The importance of difference voices

Innovation, productivity and rational decision-making is borne from a team with a mix of viewpoints – Erica advocates that the research should drive the next chapter of the diversity debate:

“While commentary is rampant around the gender pay gap, little media attention is given to the real and immediate benefits that derive from having a variety of perspectives in the same room and why we should be advancing more women and minority groups."

“We know that companies need to do be encouraged to take action, so we need to highlight those examples where a diverse board has reduced groupthink, and, in turn reduced business risk.”

“For example, McKinsey research highlighted a correlation between a diverse board and an increase in profits (when compared to less diverse boards). On top of reporting on the disparity, this is the kind of evidence-base that needs to be put under employers’ noses to bridge the gap.”
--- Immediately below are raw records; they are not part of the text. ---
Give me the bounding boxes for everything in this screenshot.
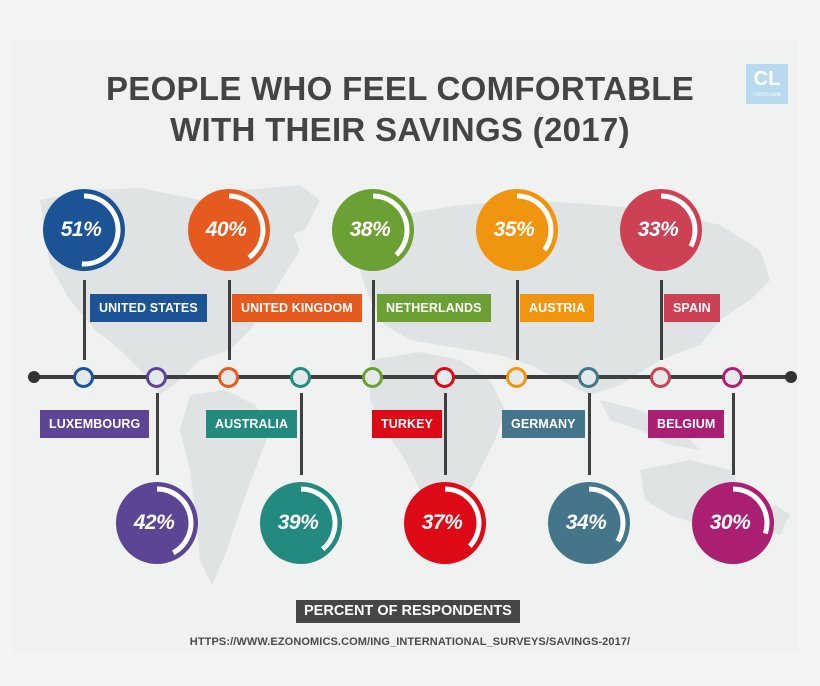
progress-arc xyxy=(732,486,770,535)
percentage-bubble-belgium: 30% xyxy=(691,481,775,565)
progress-arc xyxy=(156,486,194,555)
infographic-title: PEOPLE WHO FEEL COMFORTABLE WITH THEIR S… xyxy=(0,68,800,150)
percentage-bubble-luxembourg: 42% xyxy=(115,481,199,565)
connector-line xyxy=(588,393,591,475)
timeline-node-netherlands xyxy=(362,367,383,388)
logo-mark: CL xyxy=(753,68,781,90)
timeline-start-dot xyxy=(28,371,40,383)
country-label-australia: AUSTRALIA xyxy=(206,410,298,438)
percentage-value: 40% xyxy=(205,218,247,241)
percentage-bubble-germany: 34% xyxy=(547,481,631,565)
country-label-united-states: UNITED STATES xyxy=(90,294,207,322)
percentage-value: 39% xyxy=(277,511,319,534)
percentage-value: 33% xyxy=(637,218,679,241)
country-label-germany: GERMANY xyxy=(502,410,585,438)
timeline-node-luxembourg xyxy=(146,367,167,388)
country-label-spain: SPAIN xyxy=(664,294,720,322)
percentage-bubble-spain: 33% xyxy=(619,188,703,272)
country-label-belgium: BELGIUM xyxy=(648,410,725,438)
timeline-node-germany xyxy=(578,367,599,388)
percent-of-respondents-badge: PERCENT OF RESPONDENTS xyxy=(296,600,520,623)
timeline-end-dot xyxy=(785,371,797,383)
progress-arc xyxy=(516,193,554,252)
percentage-value: 38% xyxy=(349,218,391,241)
logo-subtext: CREDITLOAN xyxy=(753,92,781,97)
connector-line xyxy=(444,393,447,475)
timeline-node-turkey xyxy=(434,367,455,388)
title-line-2: WITH THEIR SAVINGS (2017) xyxy=(170,111,630,148)
percentage-bubble-netherlands: 38% xyxy=(331,188,415,272)
percentage-value: 37% xyxy=(421,511,463,534)
progress-arc xyxy=(228,193,266,260)
percentage-value: 34% xyxy=(565,511,607,534)
connector-line xyxy=(83,280,86,360)
timeline-axis xyxy=(33,375,791,379)
percentage-bubble-turkey: 37% xyxy=(403,481,487,565)
progress-arc xyxy=(660,193,698,248)
percentage-bubble-united-states: 51% xyxy=(42,188,126,272)
progress-arc xyxy=(300,486,338,552)
progress-arc xyxy=(588,486,626,543)
country-label-united-kingdom: UNITED KINGDOM xyxy=(232,294,362,322)
country-label-turkey: TURKEY xyxy=(372,410,442,438)
connector-line xyxy=(660,280,663,360)
title-line-1: PEOPLE WHO FEEL COMFORTABLE xyxy=(105,70,695,107)
timeline-node-spain xyxy=(650,367,671,388)
connector-line xyxy=(516,280,519,360)
source-url: HTTPS://WWW.EZONOMICS.COM/ING_INTERNATIO… xyxy=(189,636,631,648)
country-label-austria: AUSTRIA xyxy=(520,294,595,322)
timeline-node-united-states xyxy=(73,367,94,388)
percentage-bubble-australia: 39% xyxy=(259,481,343,565)
progress-arc xyxy=(81,193,121,267)
percentage-value: 35% xyxy=(493,218,535,241)
percentage-bubble-austria: 35% xyxy=(475,188,559,272)
timeline-node-australia xyxy=(290,367,311,388)
progress-arc xyxy=(444,486,482,548)
connector-line xyxy=(732,393,735,475)
percentage-value: 51% xyxy=(60,218,102,241)
connector-line xyxy=(300,393,303,475)
percentage-value: 42% xyxy=(133,511,175,534)
country-label-netherlands: NETHERLANDS xyxy=(377,294,491,322)
timeline-node-united-kingdom xyxy=(218,367,239,388)
percentage-value: 30% xyxy=(709,511,751,534)
connector-line xyxy=(156,393,159,475)
timeline-node-belgium xyxy=(722,367,743,388)
progress-arc xyxy=(372,193,410,257)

“Championing diversity is a two-way street but what I’ve learned is that seismic change needs to come from the top. Business leaders need to dispel any outdated views of what a Board should look like and avoid recruiting in their own image. Instead, the focus needs to be on achieving diversity of thought and skillset. This does not come from having a Board made up of the same types of people with the same backgrounds. In order to make Board appointments attractive to all groups, we need to look at company culture. From a practical level staff wellbeing, flexible working and where and how we advertise positions are key.  Apart from the obvious moral driver, there are several pieces of research prove that diverse Boards are good for business, reducing risk and impacting positively on the bottom line.”